美術館人口に比べ、アート購入者が少ない日本
E:現代アートを購入する際の心構えがあれば教えてください。
小山:アートを投資と考えるなら、5年とか10年の余裕を持って付き合うことが大事です。作家を応援する気持ちで、どんな活動をしているのか追っていく。作品を選ぶには目だけでなく、耳でいろんな情報を得ることも大事。だから、情報交換ができるコレクター仲間がいるといいですね。たまに、海外アーティストの展示会を国内でやると、日本にはまだまだコレクターが少ないから現地で売れちゃう作品も買えるときがある。そういう穴場を狙うこともできます。ミュージシャンには簡単に会えないけど、現代アートの作家はギャラリーのオープニングレセプションに行けば会って話せるから、その人の人間味も知ることができる。ちなみに、ロンドンのアートフェアにはビヨンセとかブラピもいますよ。

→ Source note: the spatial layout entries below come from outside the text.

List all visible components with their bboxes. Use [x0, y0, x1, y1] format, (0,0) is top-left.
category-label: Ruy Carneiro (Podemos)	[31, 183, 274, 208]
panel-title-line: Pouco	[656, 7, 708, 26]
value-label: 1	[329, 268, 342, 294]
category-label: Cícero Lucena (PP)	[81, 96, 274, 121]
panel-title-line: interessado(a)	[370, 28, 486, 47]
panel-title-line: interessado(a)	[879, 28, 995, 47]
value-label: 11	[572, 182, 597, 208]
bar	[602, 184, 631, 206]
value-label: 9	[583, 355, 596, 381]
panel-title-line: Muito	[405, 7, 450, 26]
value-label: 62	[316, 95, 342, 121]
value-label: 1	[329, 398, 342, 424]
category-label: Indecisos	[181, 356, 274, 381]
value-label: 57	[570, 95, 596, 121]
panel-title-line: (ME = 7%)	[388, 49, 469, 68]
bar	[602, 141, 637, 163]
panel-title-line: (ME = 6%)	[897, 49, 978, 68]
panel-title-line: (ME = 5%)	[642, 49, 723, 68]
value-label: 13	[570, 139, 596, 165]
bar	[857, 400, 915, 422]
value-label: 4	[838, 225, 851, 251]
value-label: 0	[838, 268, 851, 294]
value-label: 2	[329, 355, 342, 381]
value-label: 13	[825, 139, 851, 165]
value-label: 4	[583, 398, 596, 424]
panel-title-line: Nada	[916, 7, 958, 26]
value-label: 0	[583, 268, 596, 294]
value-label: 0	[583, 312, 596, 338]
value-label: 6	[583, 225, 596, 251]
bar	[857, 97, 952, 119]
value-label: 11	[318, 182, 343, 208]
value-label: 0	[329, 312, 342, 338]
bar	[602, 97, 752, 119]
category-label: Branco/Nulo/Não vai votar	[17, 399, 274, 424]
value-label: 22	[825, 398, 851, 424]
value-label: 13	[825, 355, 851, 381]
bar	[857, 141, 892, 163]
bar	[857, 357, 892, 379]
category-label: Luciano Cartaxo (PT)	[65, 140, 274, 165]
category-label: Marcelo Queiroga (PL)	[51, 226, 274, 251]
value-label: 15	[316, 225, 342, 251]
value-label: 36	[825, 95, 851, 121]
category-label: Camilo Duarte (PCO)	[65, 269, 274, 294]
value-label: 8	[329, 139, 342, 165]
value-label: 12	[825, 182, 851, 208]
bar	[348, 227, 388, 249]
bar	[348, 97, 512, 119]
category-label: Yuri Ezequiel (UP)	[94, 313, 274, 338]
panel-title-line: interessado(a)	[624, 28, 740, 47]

E:日本のアートマーケットに成長の余地はありますか?
小山:市場としては活性化してないけれど、海外から注目されているのは事実です。今や世界的な作家の村上さん、奈良さん、草間さんだって最初は海外で評価されたから日本でも知られるようになった。日本は美術館に足を運ぶ人はたくさんいるけど、まだ購入するという段階になってないんです。税制も変わって100万円以下のアートは減価償却の対象となったし、この制度を活用して日本のコレクターは国内市場だけでなく、世界でアートを買ってほしいですね。